Thinking about what clients want should occupy every waking hour of every lawyer and every marketing department of every firm. Bizarrely, it does not.

Lawyers will tell you they have worked with clients for years and they know what clients want and how they want it. When you ask them how they know, they tell you that they just do. Rarely do they say they have actually asked the client.

Marketing departments should know better, but mainly they do not. I am still baffled by those who spend their time and the firm's money engaged in what I call "formula" marketing – endless brochures, newsletters, briefings, technical bulletins, practice notes and a whole paraphernalia of unfocused blurb, which destroys forests and goes straight into waste paper baskets. Add a few more unfocused seminars, adverts, cocktail parties, trips to Twickenham and there you have it – 80 per cent of the marketing budget gone and still no-one has asked the client what he wants.

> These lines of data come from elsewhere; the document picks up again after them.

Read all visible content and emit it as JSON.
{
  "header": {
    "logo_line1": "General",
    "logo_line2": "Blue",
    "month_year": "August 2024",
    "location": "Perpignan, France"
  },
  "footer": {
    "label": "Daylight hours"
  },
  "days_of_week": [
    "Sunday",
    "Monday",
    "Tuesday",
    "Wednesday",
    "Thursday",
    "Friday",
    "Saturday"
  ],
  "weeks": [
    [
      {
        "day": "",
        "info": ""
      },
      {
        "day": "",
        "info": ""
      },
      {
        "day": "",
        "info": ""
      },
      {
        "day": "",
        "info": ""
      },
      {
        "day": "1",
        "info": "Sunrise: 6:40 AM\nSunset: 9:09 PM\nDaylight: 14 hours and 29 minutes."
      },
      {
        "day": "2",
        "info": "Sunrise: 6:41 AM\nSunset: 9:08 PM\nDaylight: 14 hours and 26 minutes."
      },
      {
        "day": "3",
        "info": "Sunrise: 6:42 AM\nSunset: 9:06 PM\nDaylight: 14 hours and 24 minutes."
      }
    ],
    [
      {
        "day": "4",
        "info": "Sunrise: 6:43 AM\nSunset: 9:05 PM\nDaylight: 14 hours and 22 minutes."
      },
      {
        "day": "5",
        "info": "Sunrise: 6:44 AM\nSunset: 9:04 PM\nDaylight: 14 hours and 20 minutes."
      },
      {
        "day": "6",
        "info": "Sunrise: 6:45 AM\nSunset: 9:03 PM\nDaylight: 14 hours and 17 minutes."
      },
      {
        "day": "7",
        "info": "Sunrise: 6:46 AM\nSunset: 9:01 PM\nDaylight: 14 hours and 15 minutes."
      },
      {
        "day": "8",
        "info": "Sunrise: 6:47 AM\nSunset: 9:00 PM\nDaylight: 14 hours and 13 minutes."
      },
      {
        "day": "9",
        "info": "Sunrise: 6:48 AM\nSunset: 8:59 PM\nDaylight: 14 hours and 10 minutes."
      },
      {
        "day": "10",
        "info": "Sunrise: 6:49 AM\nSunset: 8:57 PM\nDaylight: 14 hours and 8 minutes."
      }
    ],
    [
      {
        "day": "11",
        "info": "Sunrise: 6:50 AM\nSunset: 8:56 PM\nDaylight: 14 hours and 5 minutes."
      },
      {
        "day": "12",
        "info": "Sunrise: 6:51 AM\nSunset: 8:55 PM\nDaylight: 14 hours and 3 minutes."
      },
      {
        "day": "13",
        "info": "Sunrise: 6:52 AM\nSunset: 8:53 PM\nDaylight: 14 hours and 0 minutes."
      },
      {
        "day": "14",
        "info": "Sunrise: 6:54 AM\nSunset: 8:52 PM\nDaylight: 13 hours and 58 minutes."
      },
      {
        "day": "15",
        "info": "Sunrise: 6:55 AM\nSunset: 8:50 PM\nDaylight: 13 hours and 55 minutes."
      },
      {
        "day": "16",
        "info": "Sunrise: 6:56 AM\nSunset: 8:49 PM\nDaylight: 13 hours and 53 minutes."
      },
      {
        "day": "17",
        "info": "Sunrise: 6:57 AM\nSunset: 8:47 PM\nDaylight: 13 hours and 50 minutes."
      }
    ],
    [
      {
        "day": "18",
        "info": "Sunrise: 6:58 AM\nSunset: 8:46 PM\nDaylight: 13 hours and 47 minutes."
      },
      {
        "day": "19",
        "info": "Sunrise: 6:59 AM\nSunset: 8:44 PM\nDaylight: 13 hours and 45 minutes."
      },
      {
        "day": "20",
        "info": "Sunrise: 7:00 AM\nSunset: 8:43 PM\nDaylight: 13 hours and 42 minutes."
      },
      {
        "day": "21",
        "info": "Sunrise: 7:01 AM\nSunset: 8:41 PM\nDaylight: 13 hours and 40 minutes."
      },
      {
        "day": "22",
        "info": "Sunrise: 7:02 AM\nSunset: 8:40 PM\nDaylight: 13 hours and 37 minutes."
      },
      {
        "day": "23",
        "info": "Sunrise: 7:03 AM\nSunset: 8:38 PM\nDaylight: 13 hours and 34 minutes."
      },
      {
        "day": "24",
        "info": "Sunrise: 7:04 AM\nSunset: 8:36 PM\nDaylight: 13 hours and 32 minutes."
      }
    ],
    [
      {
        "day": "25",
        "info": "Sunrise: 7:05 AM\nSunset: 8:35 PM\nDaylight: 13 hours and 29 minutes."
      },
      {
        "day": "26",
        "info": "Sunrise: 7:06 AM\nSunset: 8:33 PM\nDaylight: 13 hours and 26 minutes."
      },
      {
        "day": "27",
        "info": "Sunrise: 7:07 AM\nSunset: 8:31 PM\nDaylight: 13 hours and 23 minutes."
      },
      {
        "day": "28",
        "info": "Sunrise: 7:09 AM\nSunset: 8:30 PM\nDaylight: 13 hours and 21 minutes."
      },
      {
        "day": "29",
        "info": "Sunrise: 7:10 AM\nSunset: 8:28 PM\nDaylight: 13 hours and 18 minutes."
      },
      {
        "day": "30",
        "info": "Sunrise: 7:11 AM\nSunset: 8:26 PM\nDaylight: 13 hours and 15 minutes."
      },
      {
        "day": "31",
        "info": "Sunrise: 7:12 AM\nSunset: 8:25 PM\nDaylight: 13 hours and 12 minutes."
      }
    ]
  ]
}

Despite the evidence that formula marketing is a waste of time and money, many lawyers stay in their "comfort zones" – nice and cosy, sitting at a mahogany desk doing what they were trained to do: write letters, draft documents, answer the phone and attend transaction-based meetings. Most of it equals chargeable time. What a wonderful safety blanket – high chargeable hours mean immunity from criticism.

Sure, it pays the bills. But it is not an investment for tomorrow. Time spent with clients and target clients at their factories/offices/buildings on really getting to grips with what clients want and how they want it, is not chargeable. Yes, asking them. A novel, but ultimately profitable, concept.

What is so reassuring these days is the volume of trainees who have no knowledge – and so no expectations – of the comfort zone. Exceptional ones almost demand a secondment assignment – and we encourage it – to get close to clients, to learn about their business, to know their people. And the most highly prized applicants for senior positions are those who have worked in a business or organisation.

Starting with the senior partners, many lawyers and marketing people need to sharpen up their act. If the key to success is asking what clients want, then ask. If this means a systematic review of client service and following up every major transaction with a non-chargeable client meeting, then do it. Yes, bucket loads of non-chargeable time. At Wragge & Co our partners' average annual chargeable hours are less than 1000 – I think it should be less still – and we just announced a 22 per cent increase in fee income over a year.